By utilizing pulsed laser annealing, energy can be injected at short timespans (nanoseconds) with localized energy deposition due to the shallow absorption depth (10s of nanometers) of the laser light wavelength. This prevents the detrimental effects by having selective energy deposition, lower thermal budget, higher throughput, and by increasing the overall device efficiencies. In addition, laser processing is advantageous due to the ability to control the laser fluence, repetition rate, scan speed, pulse overlap, beam shape, and pulse width, allowing for fine- tuning of laser-material interaction.
This work has investigated: (1) the laser annealing of low-temperature TiO2 electron transport layers (ETLs) used in flexible perovskite solar cells; (2) laser annealing for selective activation of dopants and crystallization of a/poly-Si carrier-selective passivating contacts (CSPC) for high-efficiency; (3) laser annealing of Al2O3, MoOx, and TiOx passivating and carrier-selective layers for Si solar cell devices; (4) laser-induced defects on a well-passivated silicon solar cell to evaluate the impact of laser annealing and high fluence laser processing on defect formation; and (5) the use of lasers to bond well-passivated wafers of opposite doping type to form a p-n junction and solar cell device by transmitting a focused beam through one of the wafers.
The main results demonstrate the use of laser annealing of the thin layers that enables (1) conversion of chemical solution-deposited film to an efficient TiO2 electron transporting layer without damaging underlying flexible substrates; (2) partial crystallization and dopant activation of n+ doped a-Si:H thin films without detrimental effects to the underlying tunnel oxide or bulk wafer; (3) improved performance of passivating and carrier-selective metal oxides for silicon solar cells through interface improvements and changes in stoichiometry. The results also demonstrate (4) the impact of laser fluence and the percentage of laser process area on defect formation and subsequent impact on device performance; and (5) that wafer bonding of well-passivated Si wafers is feasible and shows promise for future high-efficiency devices.

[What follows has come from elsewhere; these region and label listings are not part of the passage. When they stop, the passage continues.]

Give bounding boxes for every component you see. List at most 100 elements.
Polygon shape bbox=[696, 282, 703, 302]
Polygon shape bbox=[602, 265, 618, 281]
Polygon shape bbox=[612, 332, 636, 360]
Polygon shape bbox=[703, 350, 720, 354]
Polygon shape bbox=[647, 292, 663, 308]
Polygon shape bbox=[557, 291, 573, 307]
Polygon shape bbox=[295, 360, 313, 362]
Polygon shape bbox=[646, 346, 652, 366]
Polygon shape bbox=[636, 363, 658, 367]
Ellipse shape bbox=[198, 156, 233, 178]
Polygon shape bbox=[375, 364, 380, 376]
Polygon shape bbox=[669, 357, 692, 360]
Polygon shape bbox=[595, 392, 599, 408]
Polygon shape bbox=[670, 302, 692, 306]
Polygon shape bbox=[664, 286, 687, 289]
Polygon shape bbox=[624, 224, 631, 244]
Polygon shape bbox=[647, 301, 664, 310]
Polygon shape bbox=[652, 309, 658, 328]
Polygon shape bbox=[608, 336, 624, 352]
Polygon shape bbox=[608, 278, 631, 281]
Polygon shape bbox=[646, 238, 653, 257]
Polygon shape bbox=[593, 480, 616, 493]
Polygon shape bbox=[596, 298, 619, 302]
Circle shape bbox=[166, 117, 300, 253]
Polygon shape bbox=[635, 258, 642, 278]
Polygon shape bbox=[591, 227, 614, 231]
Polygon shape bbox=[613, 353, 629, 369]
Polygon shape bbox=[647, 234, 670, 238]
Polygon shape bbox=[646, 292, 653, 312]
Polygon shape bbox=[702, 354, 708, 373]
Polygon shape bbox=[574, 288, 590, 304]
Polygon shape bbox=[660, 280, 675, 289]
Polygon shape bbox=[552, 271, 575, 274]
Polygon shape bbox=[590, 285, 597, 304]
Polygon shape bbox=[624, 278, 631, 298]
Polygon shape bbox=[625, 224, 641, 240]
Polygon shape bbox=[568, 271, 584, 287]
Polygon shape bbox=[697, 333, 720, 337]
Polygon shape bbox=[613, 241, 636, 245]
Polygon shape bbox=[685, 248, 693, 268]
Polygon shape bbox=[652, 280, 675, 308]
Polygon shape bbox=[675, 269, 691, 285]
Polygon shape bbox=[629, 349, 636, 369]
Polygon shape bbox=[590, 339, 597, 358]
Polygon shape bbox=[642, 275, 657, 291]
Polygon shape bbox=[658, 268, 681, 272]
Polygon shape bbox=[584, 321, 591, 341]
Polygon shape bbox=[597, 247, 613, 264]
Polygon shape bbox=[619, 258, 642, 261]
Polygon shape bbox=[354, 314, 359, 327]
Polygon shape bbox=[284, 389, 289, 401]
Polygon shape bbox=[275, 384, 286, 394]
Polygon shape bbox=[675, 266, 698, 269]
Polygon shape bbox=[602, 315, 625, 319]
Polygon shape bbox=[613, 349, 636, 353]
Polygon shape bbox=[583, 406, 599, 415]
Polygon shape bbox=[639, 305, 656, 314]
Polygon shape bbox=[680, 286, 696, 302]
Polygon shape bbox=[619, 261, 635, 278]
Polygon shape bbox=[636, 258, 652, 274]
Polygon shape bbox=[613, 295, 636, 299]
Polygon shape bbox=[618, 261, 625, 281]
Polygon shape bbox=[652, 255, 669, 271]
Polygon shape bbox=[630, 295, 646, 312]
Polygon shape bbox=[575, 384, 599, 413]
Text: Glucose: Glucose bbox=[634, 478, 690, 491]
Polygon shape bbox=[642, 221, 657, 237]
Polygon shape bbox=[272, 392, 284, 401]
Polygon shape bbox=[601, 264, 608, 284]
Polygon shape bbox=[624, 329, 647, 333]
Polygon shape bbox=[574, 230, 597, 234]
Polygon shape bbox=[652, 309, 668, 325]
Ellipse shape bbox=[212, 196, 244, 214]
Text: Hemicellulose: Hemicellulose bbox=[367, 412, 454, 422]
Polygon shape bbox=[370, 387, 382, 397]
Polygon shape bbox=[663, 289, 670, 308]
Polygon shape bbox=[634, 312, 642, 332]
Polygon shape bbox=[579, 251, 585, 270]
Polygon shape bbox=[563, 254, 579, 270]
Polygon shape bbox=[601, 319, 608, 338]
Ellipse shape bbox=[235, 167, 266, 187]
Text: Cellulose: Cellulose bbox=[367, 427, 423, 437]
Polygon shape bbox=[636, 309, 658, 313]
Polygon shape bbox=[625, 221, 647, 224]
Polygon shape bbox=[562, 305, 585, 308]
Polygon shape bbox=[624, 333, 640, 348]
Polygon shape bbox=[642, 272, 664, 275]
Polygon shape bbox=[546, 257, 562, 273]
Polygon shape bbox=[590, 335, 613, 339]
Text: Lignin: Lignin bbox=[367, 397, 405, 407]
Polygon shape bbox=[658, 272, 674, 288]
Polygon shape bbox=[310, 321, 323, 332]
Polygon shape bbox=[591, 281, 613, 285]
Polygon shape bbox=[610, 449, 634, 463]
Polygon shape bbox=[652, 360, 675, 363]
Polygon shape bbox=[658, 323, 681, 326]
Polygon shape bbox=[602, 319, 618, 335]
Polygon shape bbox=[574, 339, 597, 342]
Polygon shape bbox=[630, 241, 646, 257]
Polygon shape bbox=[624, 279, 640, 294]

This work is of widespread interest to the photovoltaic community and essential to improving efficiency and reducing the fabrication cost of photovoltaic devices. By demonstrating laser annealing methods for various carrier-selective layers and demonstrating an innovative method for p-n junction formation, this work provides viable avenues for further improvements to device efficiency and fabrication cost reduction.